Wu Chong, Xu Gongjun, Shen Xiaotong, Pan Wei
Department of Statistics, Florida State University, FL, USA.
Department of Statistics, University of Michigan, MI, USA.
J Mach Learn Res. 2020;21. Epub 2020 Jul 26.
In spite of its urgent importance in the era of big data, testing high-dimensional parameters in generalized linear models (GLMs) in the presence of high-dimensional nuisance parameters has been largely under-studied, especially with regard to constructing powerful tests for general (and unknown) alternatives. Most existing tests are powerful only against certain alternatives and may yield incorrect Type I error rates under high-dimensional nuisance parameter situations. In this paper, we propose the adaptive interaction sum of powered score (aiSPU) test in the framework of penalized regression with a non-convex penalty, called truncated Lasso penalty (TLP), which can maintain correct Type I error rates while yielding high statistical power across a wide range of alternatives. To calculate its -values analytically, we derive its asymptotic null distribution. Via simulations, its superior finite-sample performance is demonstrated over several representative existing methods. In addition, we apply it and other representative tests to an Alzheimer's Disease Neuroimaging Initiative (ADNI) data set, detecting possible gene-gender interactions for Alzheimer's disease. We also put R package "" implementing the proposed test on GitHub.

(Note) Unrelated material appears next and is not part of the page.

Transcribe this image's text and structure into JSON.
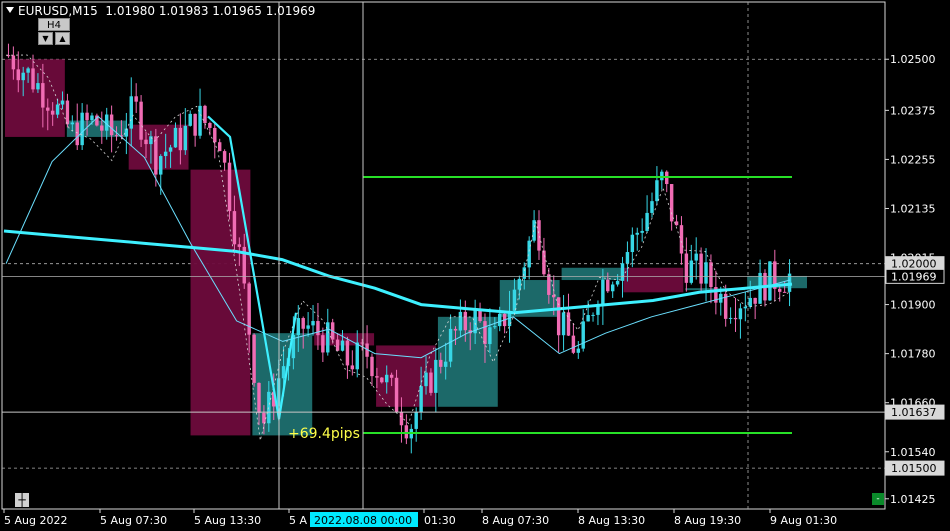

尽管在大数据时代其具有紧迫性,但在存在高维干扰参数的情况下,对广义线性模型(GLMs)中的高维参数进行检验在很大程度上仍未得到充分研究,特别是在构建针对一般(且未知)备择假设的强大检验方面。大多数现有检验仅对某些备择假设有效,并且在高维干扰参数情况下可能会产生错误的第一类错误率。在本文中,我们在具有非凸惩罚(称为截断套索惩罚(TLP))的惩罚回归框架下提出了自适应幂得分交互和(aiSPU)检验,该检验可以保持正确的第一类错误率,同时在广泛的备择假设范围内具有高统计功效。为了通过解析计算其p值,我们推导了其渐近零分布。通过模拟,证明了它相对于几种有代表性的现有方法具有优越的有限样本性能。此外,我们将其与其他代表性检验应用于阿尔茨海默病神经影像倡议(ADNI)数据集,检测阿尔茨海默病可能的基因 - 性别相互作用。我们还在GitHub上发布了实现所提出检验的R包“”。